Publication year - 2000
Publication title -
international journal of cancer
Language(s) - English
Resource type - Journals
SCImago Journal Rank - 2.475
H-Index - 234
eISSN - 1097-0215
pISSN - 0020-7136
DOI - 10.1002/1097-0215(20000701)87:1<12::aid-ijc3>3.0.co;2-a
Subject(s) - matrix metalloproteinase , integrin , cell culture , beta (programming language) , microbiology and biotechnology , cell , biology , chemistry , biochemistry , genetics , computer science , programming language
Activation of matrix metalloproteinase‐2 (MMP‐2) is mediated by binding to the complex of membrane‐type matrix metalloproteinase‐1 (MT1‐MMP) with tissue inhibitor of MMP‐2 (TIMP‐2) on the cell surface. Binding of MMP‐2 to integrin α v β 3 has been implicated in presenting activated MMP‐2 on the cell surface of invasive cells, but interactions with the MT1‐MMP‐TIMP‐2 system have not been considered. Therefore, we studied the expression and interaction of MT1‐MMP, MMP‐2 and TIMP‐2 in the α v β 3 ‐negative melanoma cell line BLM and in its β 3 ‐transfected, α v β 3 ‐expressing counterpart BLM‐β 3 , both on cell lines and in xenografts. Total expression levels of MMP‐2, MT1‐MMP and TIMP‐2 did not differ markedly between the α v β 3 ‐negative and α v β 3 ‐positive cells.
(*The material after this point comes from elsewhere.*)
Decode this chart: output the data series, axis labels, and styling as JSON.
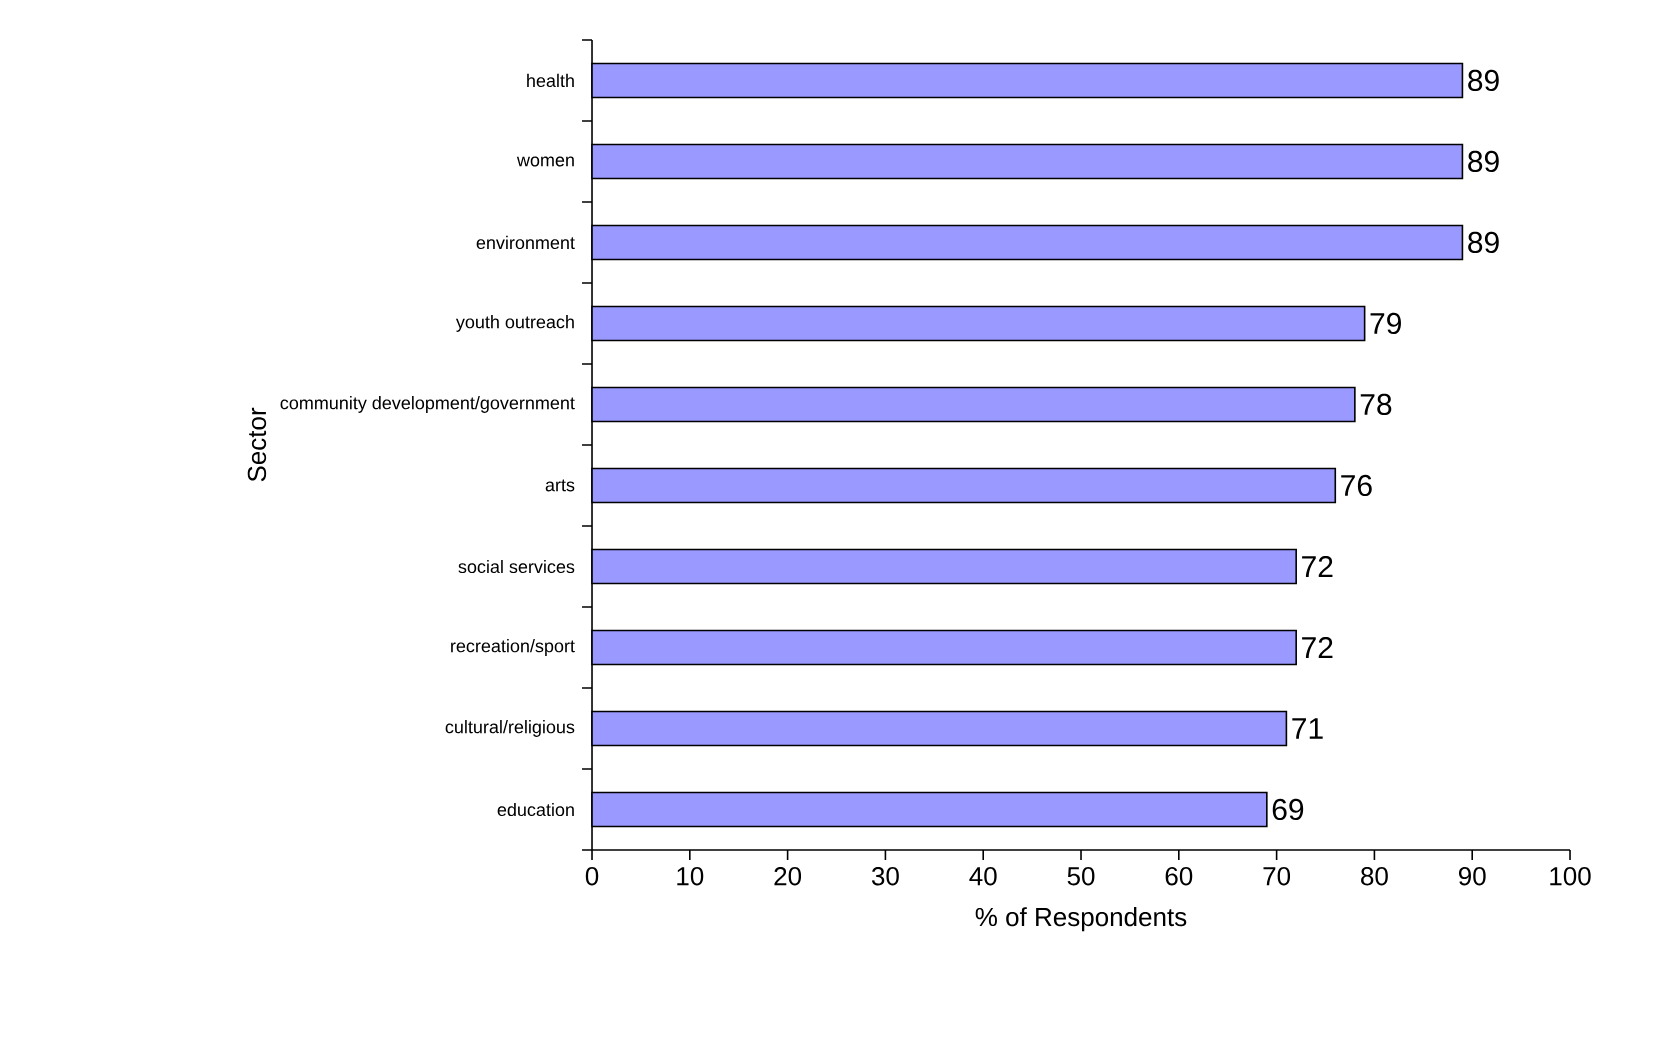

Remarkable differences, however, exist in the presence of active MMP‐2 and MT1‐MMP. Zymography on cell lysates revealed that active MMP‐2 was restricted to α v β 3 ‐positive cell line and clearly accumulated in xenografts derived from the BLM‐β 3 cells, confirming the relevance of this integrin for MMP‐2 function. Western blotting of cell lysates showed that processing of proMT1‐MMP to the activated form was enhanced in BLM‐β 3 . The ratio of active and inactive MT1‐MMP was 3‐fold higher in the β 3 ‐transfectants. Immunofluorescence double‐labeling followed by confocal laser microscopy showed co‐localization of MT1‐MMP and α v β 3 on BLM‐β 3 cells. In xenografts from BLM‐β 3 cells, active MT1‐MMP was markedly increased. Our results demonstrate that expression of α v β 3 in cell lines and xenografts was accompanied by an accumulation of active MT1‐MMP and MMP‐2. Furthermore, MT1‐MMP and α v β 3 are co‐localized on the cell membrane of tumor cells. These findings suggest that activated MT1‐MMP co‐localized with α v β 3 may be involved in activation of α v β 3 ‐bound MMP‐2. Int. J. Cancer 87:12–19, 2000. © 2000 Wiley‐Liss, Inc.